Looking for a different way to say ”Happy Holidays,” ”Peace on Earth” or “Happy New Year”? How about sending your friends and loved ones greeting cards with photos from protests that show people carrying signs reading “War on Morons,” “Cure Electile Dysfunction” and “One Nation Under Debt”? Photographer Al Crespo is pitching them, six for $12.95 online, as “greeting cards for people who are pissed off.”

Shoppers can select any combination of photos from among 81 grouped in categories such as anti-war, “Law and Disorder,” equal rights, “Your Money,” farm workers, immigration, pro-choice and “Well Known” — a category reserved for activist celebs like Jesse Jackson and Michael Moore.

A Miami-based photographer who’s been covering protests across the country for the last 12 years, Crespo has published a book based on his documentation project “Protest in the Land of Plenty.” But he may be best known for the legal case that bears his name: Al Crespo v.

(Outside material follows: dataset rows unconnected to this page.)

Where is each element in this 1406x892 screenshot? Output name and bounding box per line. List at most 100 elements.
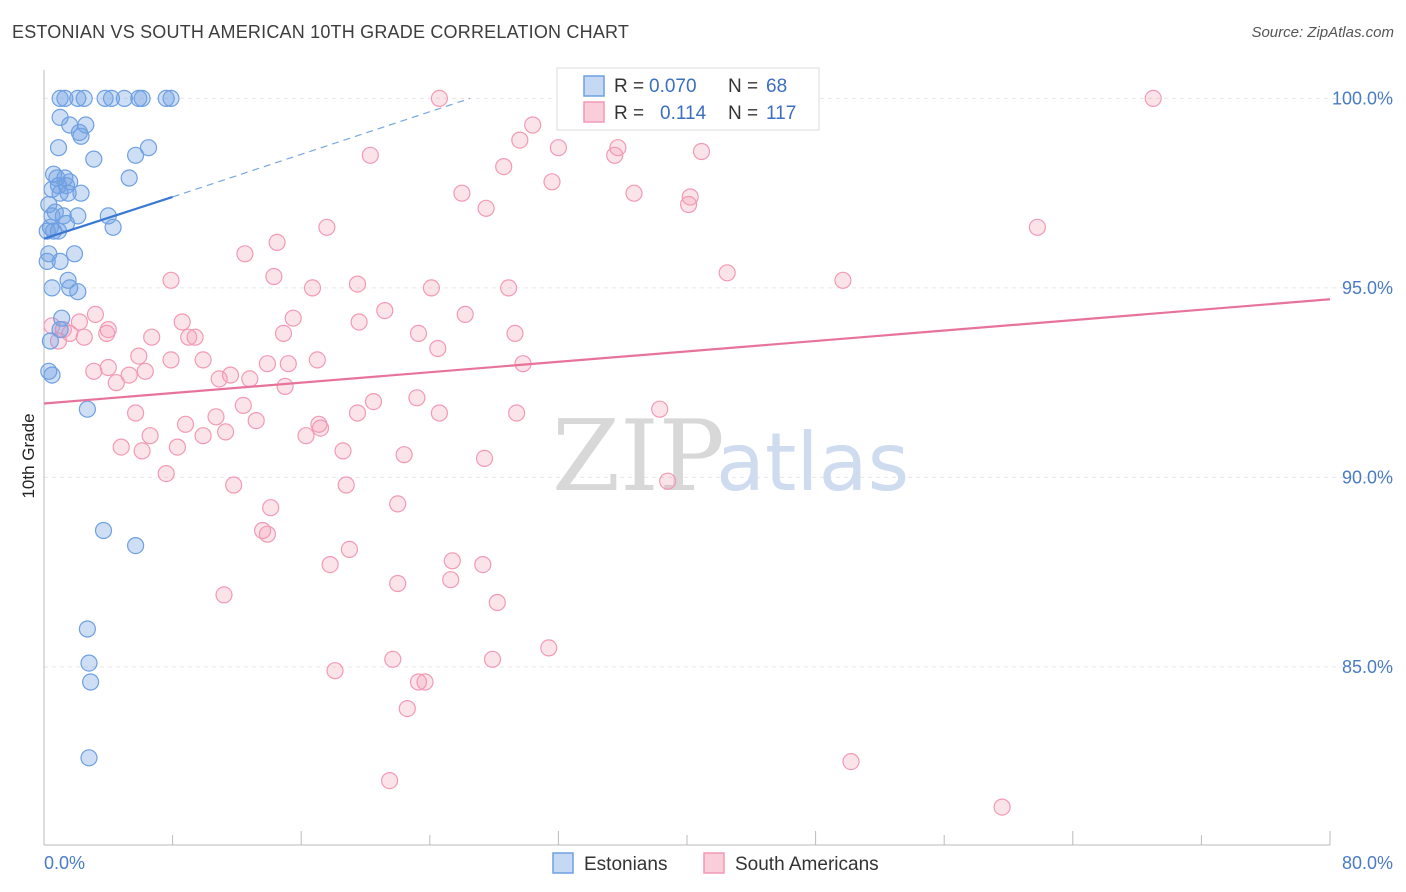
estonian-point [133, 89, 151, 108]
south-american-point [262, 499, 280, 517]
south-american-point [337, 476, 355, 494]
south-american-point [409, 673, 428, 691]
south-american-point [506, 324, 524, 342]
south-american-point [430, 404, 448, 422]
legend-n-label-1: N = [728, 76, 758, 97]
watermark-atlas: atlas [716, 416, 909, 509]
estonian-point [69, 89, 87, 108]
south-american-point [511, 131, 529, 149]
estonian-point [102, 89, 121, 108]
estonian-point [80, 749, 98, 767]
south-american-point [279, 355, 297, 373]
south-american-point [107, 374, 125, 392]
estonian-point [96, 89, 114, 108]
estonian-point [61, 279, 79, 297]
south-american-point [376, 302, 394, 320]
south-american-point [258, 525, 276, 543]
estonian-point [94, 521, 113, 540]
south-american-point [483, 650, 502, 668]
south-american-point [241, 370, 259, 388]
south-american-point [194, 351, 212, 369]
south-american-point [75, 328, 93, 346]
south-american-point [495, 158, 513, 176]
y-tick-label: 100.0% [1332, 88, 1393, 108]
south-american-point [1144, 89, 1162, 108]
south-american-point [1028, 218, 1047, 236]
south-american-point [477, 199, 495, 217]
watermark-zip: ZIP [552, 400, 725, 514]
estonian-point [78, 400, 97, 418]
legend-r-label-2: R = [614, 103, 644, 124]
estonian-point [139, 139, 158, 157]
legend-r-value-2: 0.114 [660, 103, 707, 124]
source-label: Source: ZipAtlas.com [1251, 24, 1394, 41]
estonian-point [127, 146, 145, 164]
legend-r-label-1: R = [614, 76, 644, 97]
south-american-point [348, 404, 367, 422]
bottom-legend-south-americans: South Americans [735, 854, 879, 875]
x-tick-labels: 0.0% 80.0% [44, 853, 1393, 873]
south-american-point [98, 324, 116, 342]
south-american-point [120, 366, 138, 384]
estonian-point [56, 89, 74, 108]
south-american-point [284, 309, 302, 327]
x-tick-label-max: 80.0% [1342, 853, 1393, 873]
south-american-point [524, 116, 542, 134]
south-american-point [85, 362, 103, 380]
south-american-point [398, 699, 416, 718]
legend-box: R = 0.070 N = 68 R = 0.114 N = 117 [556, 67, 820, 131]
south-american-point [488, 593, 506, 612]
south-american-point [130, 347, 148, 365]
south-american-point [136, 362, 154, 380]
south-american-point [207, 408, 225, 426]
south-americans-trend-line [43, 298, 1331, 405]
estonian-point [75, 89, 93, 108]
bottom-legend: Estonians South Americans [552, 852, 879, 875]
estonian-point [59, 184, 77, 202]
bottom-legend-estonians: Estonians [584, 854, 667, 875]
estonian-point [38, 222, 56, 240]
south-american-point [221, 366, 240, 384]
south-american-point [350, 313, 368, 331]
south-american-point [340, 540, 358, 559]
legend-n-label-2: N = [728, 103, 758, 124]
y-tick-label: 90.0% [1342, 467, 1393, 487]
south-american-point [173, 313, 191, 331]
south-american-point [443, 552, 461, 570]
bottom-legend-swatch-south-americans [703, 852, 725, 874]
legend-r-value-1: 0.070 [649, 76, 697, 97]
south-american-point [549, 139, 568, 157]
south-american-point [718, 264, 736, 282]
south-american-point [236, 245, 254, 263]
south-american-point [133, 442, 151, 460]
south-american-point [692, 142, 711, 161]
estonian-point [43, 366, 61, 384]
south-american-point [127, 404, 145, 422]
estonian-point [120, 169, 138, 187]
trend-lines [43, 97, 1331, 405]
estonian-point [81, 673, 100, 691]
south-american-point [453, 184, 471, 202]
south-american-point [429, 339, 447, 358]
south-american-point [186, 328, 204, 346]
south-american-point [180, 328, 198, 346]
south-american-point [141, 427, 159, 445]
south-american-point [389, 574, 407, 593]
estonian-point [41, 332, 60, 350]
estonian-point [104, 218, 122, 236]
south-american-point [842, 752, 860, 771]
south-american-point [381, 771, 399, 790]
south-american-point [409, 324, 428, 342]
south-american-point [416, 673, 434, 691]
south-american-point [303, 279, 322, 297]
south-american-point [157, 465, 175, 483]
south-american-point [215, 586, 233, 604]
chart-title: ESTONIAN VS SOUTH AMERICAN 10TH GRADE CO… [12, 22, 630, 42]
south-american-point [993, 798, 1011, 816]
estonian-point [43, 279, 61, 297]
estonian-point [38, 252, 56, 270]
legend-swatch-estonians [583, 75, 605, 97]
south-american-point [500, 279, 518, 297]
south-american-point [234, 396, 252, 414]
south-american-point [422, 279, 440, 297]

City of Los Angeles.

“I’m the guy that got shot in the head in 2000,” he says, recalling his injuries from rubber bullets while covering the Democratic National Convention that year. The successful American Civil Liberties Union lawsuit won $60,000 for seven journalists and prompted recognition of reporters’ rights to cover public assemblies, whether the protests are legal or unlawful.

Crespo has more of his work at a separate Web site, including a 241-image portfolio from the Republican National Convention in St. Paul.

“What happened in Minnesota was not cool at all,” Crespo told MnIndy. “With all the tens of millions of dollars they spend on riot gear, you’d think they could spend $10,000 on a decent sound system to control a crowd.”

Giving orders to disperse that people can’t hear is “bullshit,” he says. He also wonders why police and press can’t get together before protest events to establish rules that would let photographers do their jobs.

It was Crespo’s first visit to the Twin Cities, but he had at least a couple of cultural touchstones to guide him: MnIndy, which he consulted as preparation for his work at the RNC, and “A Prairie Home Companion,” of which he’s a longtime fan. Taking time away from the RNC protest action to photograph the Fitzgerald Theater where Garrison Keillor holds forth was a necessary side-pilgramage.